Поднявшись, я отряхнулся от трухи, выволок в пролом корыто, сел на него и с наслаждением закурил. Рядом шуршали какие-то заросли, благодатно чувствовалось море. Я ощущал себя хозяином, который хорошо и с толком потрудился. Я вдыхал тяжелый рыбный запах моря, и, прерванный работой, во мне возобновился полет над желтым полем, проскочив которое, мы с женщиной-счетоводом потеряли друг друга. А Акзамова наткнулась на меня в Махачкале. Я там на базаре собирал объедки. Так и осталось в памяти: на плечах цветной полушалок – это моя спасительница татарка Акзамова, двужильная, смелая, горластая, а с ней трое напуганных, как и я, детей. Ее муж, как и мой отец, тоже, помнится, был моряк. И Акзамовы тоже, как и мы, проводили отпуск в Одессе, где и застала нас всех война. В эшелоне мы драпали вместе: Акзамова с детьми и моя мама со мной и сестренкой Алей, которую я не сумел уберечь. Вот так: мама потерялась, а сестренку я не сумел уберечь. И вот то ничтожное обстоятельство, что мы ехали вместе в одном эшелоне, побудило Акзамову принять ответственность и за меня. Чего только мы с Акзамовой за последующие полгода не испытали! Мгновенно звереющие толпы, тонущий на Каспии наш пароход, карантин, бегство мертвой холодной степью, самодельные суетливые похороны одного из сыновей Акзамовой, мерзлая пыльная голодная Астрахань, откуда-то пароход, набитый ранеными, душераздирающие крики детей и женщин, справки, голод и все время внезапная, спасающая нас доброта совершенно незнакомых людей. Война проявила каждого. Мир резко разделился на сволочей и защитников, на мразь и людей в высочайшем понимании слова, и не осталось других, неопределенных, мутных, в которых якобы в равной степени намешано плохое и хорошее. Война содрала декорации, и оказалось, что нет таких, в которых совмещается подлое и высокое. Либо тебя отпихивают сапогом, либо протягивают руку и отламывают кусок пайкового хлеба. И эту страшную разделенность человечества я запомнил с тех пор на всю жизнь.
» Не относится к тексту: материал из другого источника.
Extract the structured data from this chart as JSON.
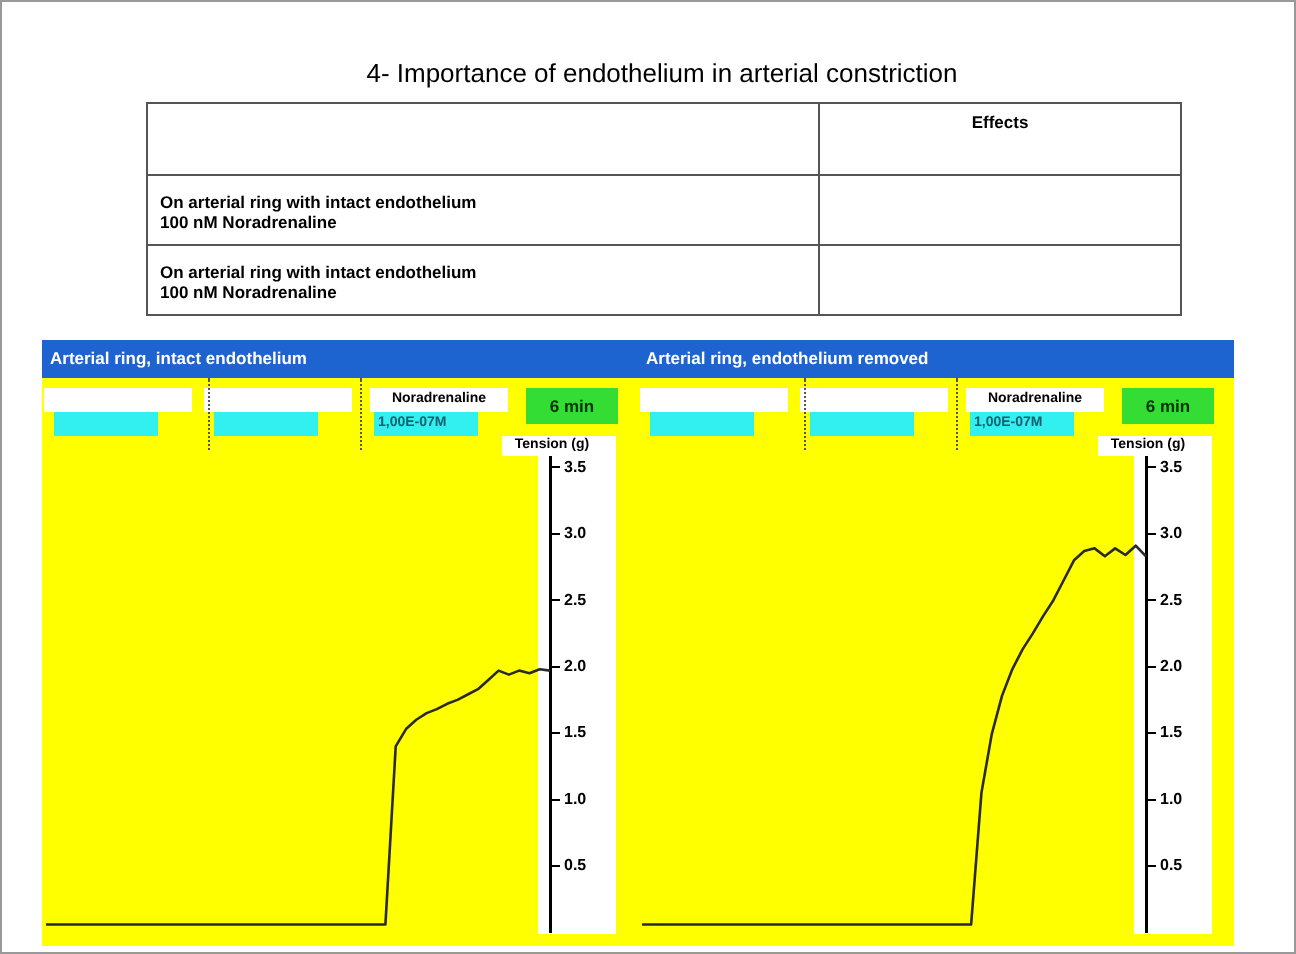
{
  "chart_data": [
    {
      "type": "other",
      "title": "4- Importance of endothelium in arterial constriction",
      "annotations": [
        "Effects"
      ],
      "categories": [
        "On arterial ring with intact endothelium\n100 nM Noradrenaline",
        "On arterial ring with intact endothelium\n100 nM Noradrenaline"
      ]
    },
    {
      "type": "line",
      "title": "Arterial ring, intact endothelium",
      "ylabel": "Tension (g)",
      "annotations": [
        "Noradrenaline",
        "1,00E-07M",
        "6 min"
      ],
      "tick_labels": "y",
      "ylim": [
        0,
        3.6
      ],
      "yticks": [
        0.5,
        {
          "value": 1,
          "label": "1.0"
        },
        1.5,
        {
          "value": 2,
          "label": "2.0"
        },
        2.5,
        {
          "value": 3,
          "label": "3.0"
        },
        3.5
      ],
      "categories": [
        null,
        null,
        null,
        null,
        null,
        null,
        null,
        null,
        null,
        null,
        null,
        null,
        null,
        null,
        null,
        null,
        null,
        null,
        null,
        null,
        null,
        null,
        null,
        null,
        null,
        null,
        null,
        null,
        null,
        null,
        null,
        null,
        null,
        null,
        null,
        null,
        null,
        null,
        null,
        null,
        null,
        null,
        null,
        null,
        null,
        null,
        null,
        null,
        null,
        null
      ],
      "series": [
        {
          "color": "#2a2a2a",
          "values": [
            0.06,
            0.06,
            0.06,
            0.06,
            0.06,
            0.06,
            0.06,
            0.06,
            0.06,
            0.06,
            0.06,
            0.06,
            0.06,
            0.06,
            0.06,
            0.06,
            0.06,
            0.06,
            0.06,
            0.06,
            0.06,
            0.06,
            0.06,
            0.06,
            0.06,
            0.06,
            0.06,
            0.06,
            0.06,
            0.06,
            0.06,
            0.06,
            0.06,
            0.06,
            1.4,
            1.53,
            1.6,
            1.65,
            1.68,
            1.72,
            1.75,
            1.79,
            1.83,
            1.9,
            1.97,
            1.94,
            1.97,
            1.95,
            1.98,
            1.97
          ]
        }
      ]
    },
    {
      "type": "line",
      "title": "Arterial ring, endothelium removed",
      "ylabel": "Tension (g)",
      "annotations": [
        "Noradrenaline",
        "1,00E-07M",
        "6 min"
      ],
      "tick_labels": "y",
      "ylim": [
        0,
        3.6
      ],
      "yticks": [
        0.5,
        {
          "value": 1,
          "label": "1.0"
        },
        1.5,
        {
          "value": 2,
          "label": "2.0"
        },
        2.5,
        {
          "value": 3,
          "label": "3.0"
        },
        3.5
      ],
      "categories": [
        null,
        null,
        null,
        null,
        null,
        null,
        null,
        null,
        null,
        null,
        null,
        null,
        null,
        null,
        null,
        null,
        null,
        null,
        null,
        null,
        null,
        null,
        null,
        null,
        null,
        null,
        null,
        null,
        null,
        null,
        null,
        null,
        null,
        null,
        null,
        null,
        null,
        null,
        null,
        null,
        null,
        null,
        null,
        null,
        null,
        null,
        null,
        null,
        null,
        null
      ],
      "series": [
        {
          "color": "#2a2a2a",
          "values": [
            0.06,
            0.06,
            0.06,
            0.06,
            0.06,
            0.06,
            0.06,
            0.06,
            0.06,
            0.06,
            0.06,
            0.06,
            0.06,
            0.06,
            0.06,
            0.06,
            0.06,
            0.06,
            0.06,
            0.06,
            0.06,
            0.06,
            0.06,
            0.06,
            0.06,
            0.06,
            0.06,
            0.06,
            0.06,
            0.06,
            0.06,
            0.06,
            0.06,
            1.05,
            1.49,
            1.78,
            1.98,
            2.13,
            2.25,
            2.38,
            2.5,
            2.65,
            2.8,
            2.87,
            2.89,
            2.83,
            2.89,
            2.84,
            2.91,
            2.83
          ]
        }
      ]
    }
  ]
}
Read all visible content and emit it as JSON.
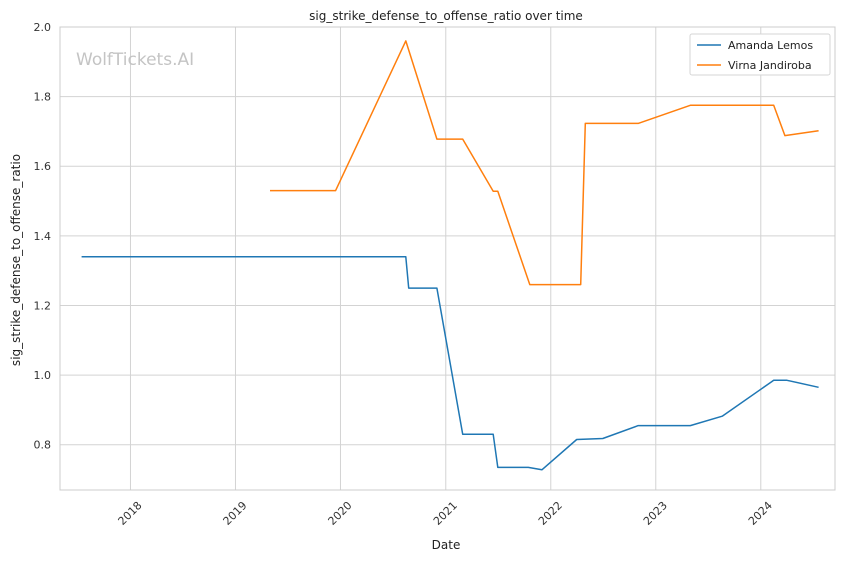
{
  "chart_data": {
    "type": "line",
    "title": "sig_strike_defense_to_offense_ratio over time",
    "xlabel": "Date",
    "ylabel": "sig_strike_defense_to_offense_ratio",
    "watermark": "WolfTickets.AI",
    "xlim": [
      "2017-05-01",
      "2024-09-15"
    ],
    "ylim": [
      0.67,
      2.0
    ],
    "x_ticks": [
      "2018-01-01",
      "2019-01-01",
      "2020-01-01",
      "2021-01-01",
      "2022-01-01",
      "2023-01-01",
      "2024-01-01"
    ],
    "x_tick_labels": [
      "2018",
      "2019",
      "2020",
      "2021",
      "2022",
      "2023",
      "2024"
    ],
    "y_ticks": [
      0.8,
      1.0,
      1.2,
      1.4,
      1.6,
      1.8,
      2.0
    ],
    "y_tick_labels": [
      "0.8",
      "1.0",
      "1.2",
      "1.4",
      "1.6",
      "1.8",
      "2.0"
    ],
    "grid": true,
    "legend_position": "top-right",
    "series": [
      {
        "name": "Amanda Lemos",
        "color": "#1f77b4",
        "points": [
          {
            "x": "2017-07-15",
            "y": 1.34
          },
          {
            "x": "2020-08-15",
            "y": 1.34
          },
          {
            "x": "2020-08-25",
            "y": 1.25
          },
          {
            "x": "2020-12-01",
            "y": 1.25
          },
          {
            "x": "2021-03-01",
            "y": 0.83
          },
          {
            "x": "2021-06-15",
            "y": 0.83
          },
          {
            "x": "2021-07-01",
            "y": 0.735
          },
          {
            "x": "2021-10-15",
            "y": 0.735
          },
          {
            "x": "2021-12-01",
            "y": 0.728
          },
          {
            "x": "2022-04-01",
            "y": 0.815
          },
          {
            "x": "2022-07-01",
            "y": 0.818
          },
          {
            "x": "2022-11-01",
            "y": 0.855
          },
          {
            "x": "2023-05-01",
            "y": 0.855
          },
          {
            "x": "2023-08-20",
            "y": 0.882
          },
          {
            "x": "2024-02-15",
            "y": 0.985
          },
          {
            "x": "2024-04-01",
            "y": 0.985
          },
          {
            "x": "2024-07-20",
            "y": 0.965
          }
        ]
      },
      {
        "name": "Virna Jandiroba",
        "color": "#ff7f0e",
        "points": [
          {
            "x": "2019-05-01",
            "y": 1.53
          },
          {
            "x": "2019-12-15",
            "y": 1.53
          },
          {
            "x": "2020-08-15",
            "y": 1.96
          },
          {
            "x": "2020-12-01",
            "y": 1.678
          },
          {
            "x": "2021-03-01",
            "y": 1.678
          },
          {
            "x": "2021-06-15",
            "y": 1.528
          },
          {
            "x": "2021-07-01",
            "y": 1.528
          },
          {
            "x": "2021-10-20",
            "y": 1.26
          },
          {
            "x": "2022-04-15",
            "y": 1.26
          },
          {
            "x": "2022-05-01",
            "y": 1.723
          },
          {
            "x": "2022-11-01",
            "y": 1.723
          },
          {
            "x": "2023-05-01",
            "y": 1.775
          },
          {
            "x": "2024-02-15",
            "y": 1.775
          },
          {
            "x": "2024-03-25",
            "y": 1.688
          },
          {
            "x": "2024-07-20",
            "y": 1.702
          }
        ]
      }
    ]
  }
}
Акзамова с двумя сыновьями добралась к себе в Казань, а я оказался в районном городке, который в повести «Земля ожиданий» был назван мной Воскресенском. Герои повести носили вымышленные и измененные имена. Но сейчас в мою память они вернулись в своем реальном облике и под настоящими фамилиями. И знакомство с ними у меня началось, помнится, с вопроса: «Ты чей?»
ЗЕМЛЯ ОЖИДАНИЙ
ИЗ КНИГИ «ЗЕМЛЯ ОЖИДАНИЙ». ИЗ ЧАСТИ I
ГЛАВА 1.ы чей?
Вопрос поставил его в тупик. С изумлением и ужасом он взирал на припершее его к забору маленькое суровое чучело в огромном пиджаке с толсто подвернутыми рукавами.
– Немой, что ли?! Тебя че спрашивают?! Ты чей?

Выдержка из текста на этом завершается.